第50話
総司の療養所―
朝、総司は床の中でぼんやりと考えていた。
総司(…起きようかな…このままずっと寝ていようかな…)
そう思いながら、じっと天井を睨んだままでいる。
姉がいた時は、姉に心配をかけないようにと、体が少々だるくても起き上がるようにしていた。

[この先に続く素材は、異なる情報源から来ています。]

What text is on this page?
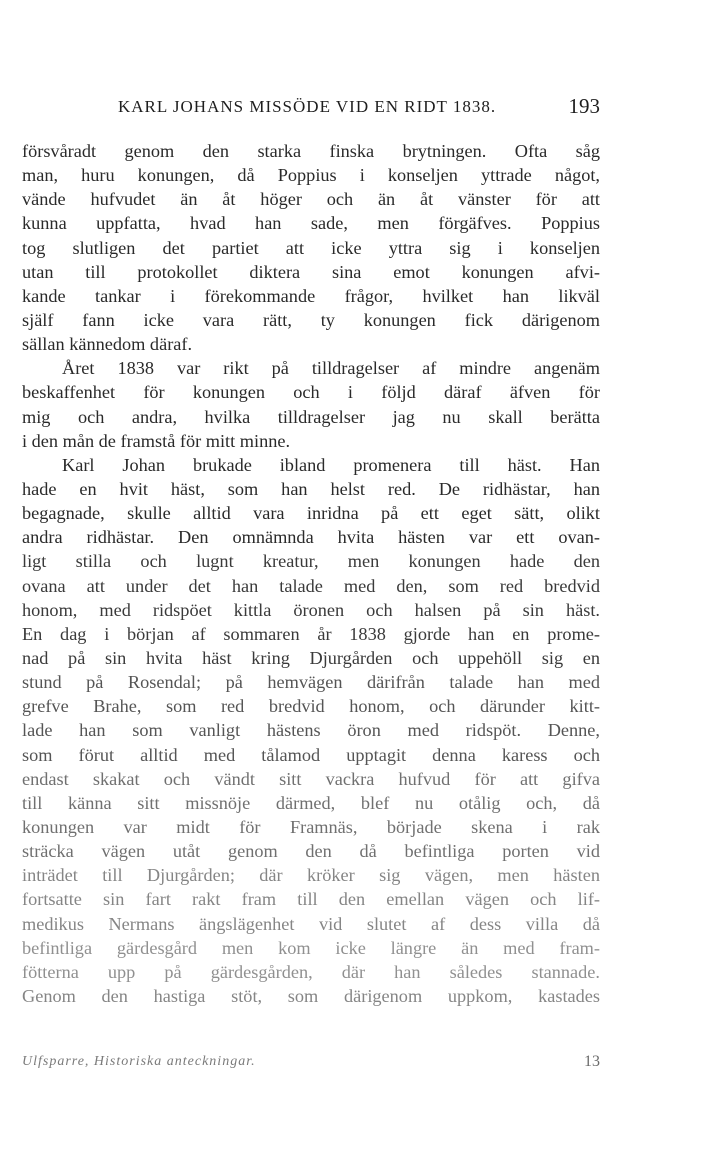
KARL JOHANS MISSÖDE VID EN RIDT 1838.	193
försvåradt genom den starka finska brytningen. Ofta såg
man, huru konungen, då Poppius i konseljen yttrade något,
vände hufvudet än åt höger och än åt vänster för att
kunna uppfatta, hvad han sade, men förgäfves. Poppius
tog slutligen det partiet att icke yttra sig i konseljen
utan till protokollet diktera sina emot konungen afvi-
kande tankar i förekommande frågor, hvilket han likväl
själf fann icke vara rätt, ty konungen fick därigenom
sällan kännedom däraf.
Året 1838 var rikt på tilldragelser af mindre angenäm
beskaffenhet för konungen och i följd däraf äfven för
mig och andra, hvilka tilldragelser jag nu skall berätta
i den mån de framstå för mitt minne.
Karl Johan brukade ibland promenera till häst. Han
hade en hvit häst, som han helst red. De ridhästar, han
begagnade, skulle alltid vara inridna på ett eget sätt, olikt
andra ridhästar. Den omnämnda hvita hästen var ett ovan-
ligt stilla och lugnt kreatur, men konungen hade den
ovana att under det han talade med den, som red bredvid
honom, med ridspöet kittla öronen och halsen på sin häst.
En dag i början af sommaren år 1838 gjorde han en prome-
nad på sin hvita häst kring Djurgården och uppehöll sig en
stund på Rosendal; på hemvägen därifrån talade han med
grefve Brahe, som red bredvid honom, och därunder kitt-
lade han som vanligt hästens öron med ridspöt. Denne,
som förut alltid med tålamod upptagit denna karess och
endast skakat och vändt sitt vackra hufvud för att gifva
till känna sitt missnöje därmed, blef nu otålig och, då
konungen var midt för Framnäs, började skena i rak
sträcka vägen utåt genom den då befintliga porten vid
inträdet till Djurgården; där kröker sig vägen, men hästen
fortsatte sin fart rakt fram till den emellan vägen och lif-
medikus Nermans ängslägenhet vid slutet af dess villa då
befintliga gärdesgård men kom icke längre än med fram-
fötterna upp på gärdesgården, där han således stannade.
Genom den hastiga stöt, som därigenom uppkom, kastades
Ulfsparre, Historiska anteckningar.	13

…が、もう、そんな気遣いをする必要がなくなっている。
総司は閉じられたままの障子に目をやった。
まだ朝早いのだろう。老婆は来る様子がなかった。
総司(近藤先生はどうされているのだろう…どうして文をくださらないのだろう…?)
…余談ながら、姉が庄内へ行ったその日、近藤は土方の止めるのを聞かずに、官軍へ投降してしまっている。
処刑されるのも時間の問題であった。
…が、その日は姉のみつでさえも知らずにいた。
もちろん、総司に伝えられることもない。
それでも、総司は近藤からの文を待ち続けている。
毎朝、老婆が来るたびに、「近藤先生から何か連絡はありませんか?」と聞いているが、老婆は首を縦に振ることはなかった。
総司「…黒猫殿…起きているのかい?」
総司が少し布団をあげてそう言うと、黒猫がのそのそと中から出てきた。
そして、顔を出した瞬間、「くしゅん」とくしゃみをした。
4月も中旬を過ぎたというのに、まだ肌寒い。
総司は思わず笑った。
総司「まだ中へおいで。一緒にいよう。」
総司がそう言って、黒猫を自分の体に引き寄せた。
黒猫は、されるがままに動かない。
総司「いい子だ。」
今、総司の心を支えているのは、この黒猫だけである。
礼庵が、江戸に来ようとしていることすら、全く知らないでいた。